Prostate cancer is the second most common male cancer, affecting cells of the prostate glands. About 90% of these early stage prostate cancers are dependent on androgens for growth, so inhibitors of the androgen receptor (AR) are often used as a treatment. However, prolonged use of androgen deprivation therapy (ADP) transforms many hormone sensitive prostate cancers into lethal castration-resistant prostate cancer (CRPC), which is not entirely dependent on the presence of androgens to grow. While improved targeting of androgen receptors is now possible, which can slow progression of CRPC, the disease remains uniformly lethal. Therefore, a need exists for new therapeutics targeted for lethal AR-deficient prostate cancers. Using a several types of human and mouse model samples, Hutch researchers discovered a “molecular brake” known as 4EBP1 which is inactivated in AR-resistant tumors and propagates a growth promoting cell-signaling pathway. By introducing 4EBP1 mimics, they discovered that these compounds killed AR-low, but not AR high, cells as well as significantly reduced the growth and survival of AR-low prostate cancers in mice. Therefore, they have identified a druggable link between the AR and protein synthesis that could be targeted in AR-low advanced prostate cancers.

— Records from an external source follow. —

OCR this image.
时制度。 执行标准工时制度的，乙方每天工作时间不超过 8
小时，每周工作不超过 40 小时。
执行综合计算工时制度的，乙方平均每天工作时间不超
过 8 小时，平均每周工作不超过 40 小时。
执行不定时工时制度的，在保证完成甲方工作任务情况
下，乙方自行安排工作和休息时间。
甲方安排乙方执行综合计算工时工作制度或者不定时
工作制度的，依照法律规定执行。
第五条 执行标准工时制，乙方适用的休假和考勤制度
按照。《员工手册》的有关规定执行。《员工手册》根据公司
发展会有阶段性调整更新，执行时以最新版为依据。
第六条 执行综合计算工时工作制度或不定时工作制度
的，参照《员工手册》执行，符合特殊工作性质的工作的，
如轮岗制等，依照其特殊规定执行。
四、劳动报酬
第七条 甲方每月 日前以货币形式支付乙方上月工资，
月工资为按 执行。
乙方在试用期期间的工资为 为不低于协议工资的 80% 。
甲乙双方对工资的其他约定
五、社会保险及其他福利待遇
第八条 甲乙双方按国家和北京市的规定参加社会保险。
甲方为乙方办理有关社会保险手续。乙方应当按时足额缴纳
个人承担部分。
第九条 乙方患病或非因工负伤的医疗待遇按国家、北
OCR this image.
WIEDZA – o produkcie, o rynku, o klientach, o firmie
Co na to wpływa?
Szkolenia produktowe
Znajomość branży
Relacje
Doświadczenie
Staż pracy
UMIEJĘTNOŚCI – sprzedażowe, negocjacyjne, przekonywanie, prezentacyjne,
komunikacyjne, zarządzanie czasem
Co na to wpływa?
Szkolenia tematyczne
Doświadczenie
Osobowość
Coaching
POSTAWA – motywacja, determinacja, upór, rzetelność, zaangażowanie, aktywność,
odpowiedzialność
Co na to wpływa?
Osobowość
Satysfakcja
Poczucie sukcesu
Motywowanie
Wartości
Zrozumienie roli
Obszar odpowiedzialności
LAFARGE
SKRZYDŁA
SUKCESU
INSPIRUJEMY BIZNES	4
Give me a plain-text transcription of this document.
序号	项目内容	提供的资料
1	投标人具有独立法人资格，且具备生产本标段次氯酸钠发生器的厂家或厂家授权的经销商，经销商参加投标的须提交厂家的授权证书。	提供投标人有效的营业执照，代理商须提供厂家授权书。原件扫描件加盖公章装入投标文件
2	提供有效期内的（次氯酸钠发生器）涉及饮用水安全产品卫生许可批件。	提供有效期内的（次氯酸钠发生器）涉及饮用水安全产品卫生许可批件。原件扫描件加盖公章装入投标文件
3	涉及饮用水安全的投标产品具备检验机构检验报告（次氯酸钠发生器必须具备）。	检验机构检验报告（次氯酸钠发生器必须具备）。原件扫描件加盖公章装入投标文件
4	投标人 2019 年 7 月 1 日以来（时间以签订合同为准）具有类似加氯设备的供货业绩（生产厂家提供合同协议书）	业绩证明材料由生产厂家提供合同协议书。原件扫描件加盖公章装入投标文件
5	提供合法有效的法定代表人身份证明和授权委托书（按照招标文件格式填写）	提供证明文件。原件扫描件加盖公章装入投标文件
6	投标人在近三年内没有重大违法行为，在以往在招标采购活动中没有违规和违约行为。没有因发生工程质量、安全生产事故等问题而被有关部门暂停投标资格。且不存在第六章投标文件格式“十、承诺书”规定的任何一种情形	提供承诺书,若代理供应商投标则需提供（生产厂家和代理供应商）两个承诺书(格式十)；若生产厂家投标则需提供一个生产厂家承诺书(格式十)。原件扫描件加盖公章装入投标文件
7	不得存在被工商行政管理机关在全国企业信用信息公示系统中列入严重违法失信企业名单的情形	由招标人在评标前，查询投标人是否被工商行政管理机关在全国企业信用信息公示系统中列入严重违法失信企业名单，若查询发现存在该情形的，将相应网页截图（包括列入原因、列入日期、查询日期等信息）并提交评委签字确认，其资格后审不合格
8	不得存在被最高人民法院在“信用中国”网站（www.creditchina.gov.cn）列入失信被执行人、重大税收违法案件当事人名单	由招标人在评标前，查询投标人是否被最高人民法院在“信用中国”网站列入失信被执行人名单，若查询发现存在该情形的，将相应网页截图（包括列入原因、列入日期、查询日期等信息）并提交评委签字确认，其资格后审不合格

Therapeutic treatments for androgen low and resistant prostate cancers
Reveals processes by which the androgen receptor regulates protein synthesis
Highlights druggable targets when the androgen receptor is low or isn’t present
Prostate cancer is the fifth leading cause of death worldwide. Over 1.2 million new cases and 359,000 deaths were reported in 2018, with the highest incidence occurring in men over 65 years of age. In 2013, prostate cancer was the cause of about 4.8 million people living with disability. The total global market for prostate cancer therapeutics is estimates to reach 16 billion in 2021 with a CAGR of $4.6%.